@informateur- L’Union Européenne (UE) va certes continuer d’apporter son appui aux fonds d’entretien routier dans les pays africains. Mais plus à n’importe quelle condition, car il n’est plus question de jeter l’argent par la fenêtre en le donnant à ceux qui n’en font pas grand chose, pour ne pas dire qui le dilapident tout simplement. Désormais, les pays africains qui vont bénéficier de l’aide de l’UE pour leurs fonds routiers devront montrer patte blanche au niveau de l’utilisation et de la gouvernance relativement à l’appui de l’institution européenne et de ses partenaires.
Cette information qui interpelle les États africains partenaires de l’UE a été donnée aux pays africains concernés, par les partenaires techniques et financiers dont l’UE, à l’occasion de la 21ème Assemblée générale de l’Association des Fonds d’entretien routier en Afrique (AFERA), tenue à Abidjan du 13 au 16 mai 2024. Des partenaires techniques et financiers, avec en tête l’Union Européenne, qui ont exprimé leurs attentes, pour ne pas dire leur méfiance, vis-à-vis des pays africains concernant la gouvernance de la route, à en croire les médias qui ont relayé l’information. Bruxelles compte certes continuer à apporter son soutien aux pays africains. Mais plus de façon aveugle.
A en croire Sergio Oliete, Chef d’unité Transport et développement urbain durable à la Commission de l’UE, l’appui aux pays africains sera soumis à des conditions plus corsées. «Nous envisageons l’assistance technique classique. Mais nous allons aussi faire des subventions ciblées basées sur la performance des Fonds routiers. On se met d’accord avec les gouvernements pour atteindre un certain nombre d’objectifs. A mesure que ces objectifs sont atteints, nous allons débourser les ressources à destination des Fonds routiers », a expliqué l’expert de l’UE dans un entretien avec le confrère Acturoutes. Un message qui sonne comme un blâme…sans doute à l’endroit des pays africains mauvais élèves! Qui doivent savoir que l’intervention de l’UE sera dorénavant orientée vers les Fonds routiers des pays situés sur les corridors africains et prendra en compte des activités comme le contrôle de la charge à l’essieu, l’amélioration de la gouvernance, la formation des Pme, etc.
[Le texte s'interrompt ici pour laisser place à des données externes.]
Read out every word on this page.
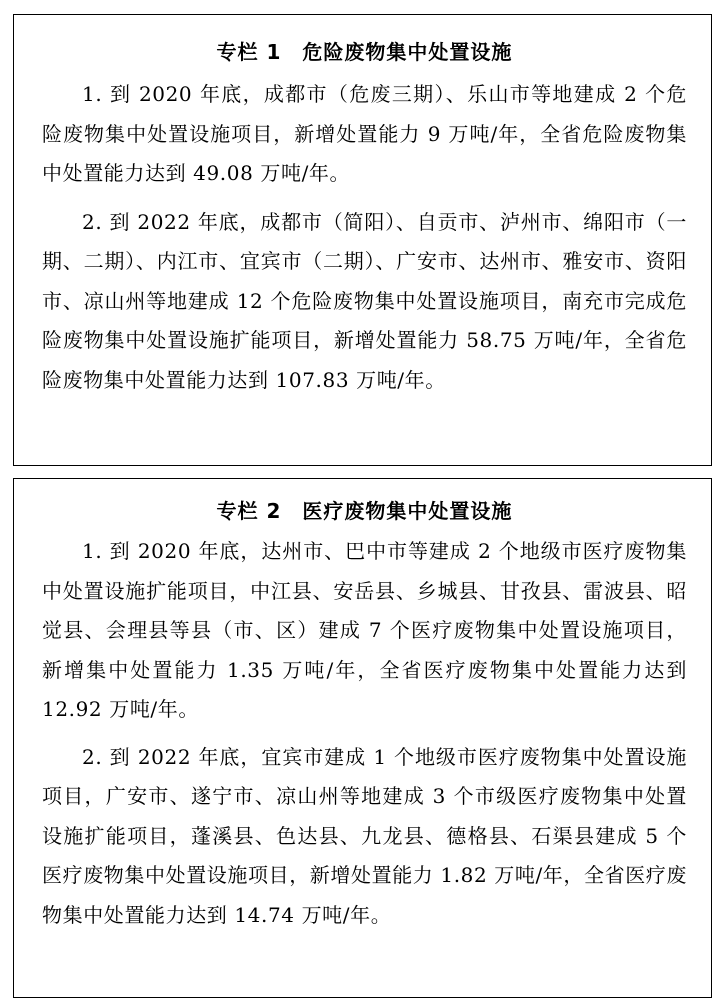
专栏 1　危险废物集中处置设施

1. 到 2020 年底，成都市（危废三期）、乐山市等地建成 2 个危险废物集中处置设施项目，新增处置能力 9 万吨/年，全省危险废物集中处置能力达到 49.08 万吨/年。

2. 到 2022 年底，成都市（简阳）、自贡市、泸州市、绵阳市（一期、二期）、内江市、宜宾市（二期）、广安市、达州市、雅安市、资阳市、凉山州等地建成 12 个危险废物集中处置设施项目，南充市完成危险废物集中处置设施扩能项目，新增处置能力 58.75 万吨/年，全省危险废物集中处置能力达到 107.83 万吨/年。

专栏 2　医疗废物集中处置设施

1. 到 2020 年底，达州市、巴中市等建成 2 个地级市医疗废物集中处置设施扩能项目，中江县、安岳县、乡城县、甘孜县、雷波县、昭觉县、会理县等县（市、区）建成 7 个医疗废物集中处置设施项目，新增集中处置能力 1.35 万吨/年，全省医疗废物集中处置能力达到 12.92 万吨/年。

2. 到 2022 年底，宜宾市建成 1 个地级市医疗废物集中处置设施项目，广安市、遂宁市、凉山州等地建成 3 个市级医疗废物集中处置设施扩能项目，蓬溪县、色达县、九龙县、德格县、石渠县建成 5 个医疗废物集中处置设施项目，新增处置能力 1.82 万吨/年，全省医疗废物集中处置能力达到 14.74 万吨/年。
Ces restrictions, faut-il le comprendre, s’expliquent par le fait qu’il n’est pas possible que l’UE, malgré toute sa bonne volonté, embrasse tout d’une seule main pour financer l’ensemble des fonds routiers africains, vu la forte demande et la pression sur la trésorerie. Au moment où l’UE prend également en compte d’autres secteurs prioritaires comme l’énergie et le numérique. En réalité, la vérité dans l’affaire est que certains pays qui s’illustrent par une piètre gestion des fonds octroyés, surtout dans un environnement politico-financier flou qui ne permet aucune transparence ou traçabilité, utilisent mal l’argent de l’UE qui constate que nombre de Fonds routiers africains ne présentent pas de résultats encourageants, en dépit de l’aide apportée.
«Le constat aujourd’hui est que beaucoup de ces fonds routiers supposés être de 2ème génération ne le sont plus parce qu’ils n’ont plus d’autonomie financière. Ils ne collectent plus les recettes de la redevance sur l’usage de la route et sur les carburants. Ils n’ont pas les fonds nécessaires pour gérer l’entretien routier», s’afflige Sergio Oliete. Qui note avec tristesse que : «L’entretien routier a souvent des interférences politiques et les Fonds routiers se trouvent fragilisés».
Pour ne pas dire que dans certains pays africains, les fonds octroyés par l’UE pour l’entretien routier sont transformés en caisse noire et détournés. Heureusement, la Côte d’Ivoire peut être fière de faire partie des bons, voire des meilleurs élèves. La preuve : »La bonne note dans ce tableau provient de certains pays comme la Côte d’Ivoire dont le Fonds d’entretien routier (FER) a franchi des étapes qui en font une référence sur la carte africaine », soulignent les médias qui se font l’écho du satisfecit décerné par l’Union Européenne à la Côte d’Ivoire en ce qui concerne la gestion des fonds d’entretien routier.
«Le FER correspond à beaucoup de ces critères. Le FER a déjà reçu des subventions de la BAD et de l’AFD, donc ils ont cette expérience de collaboration avec les bailleurs. Il y a encore beaucoup de travail à faire. Mais c’est un fonds routier qui peut être un modèle à suivre par beaucoup d’autres fonds routiers», s’est réjoui Sergio Oliete, félicitant les autorités ivoiriennes.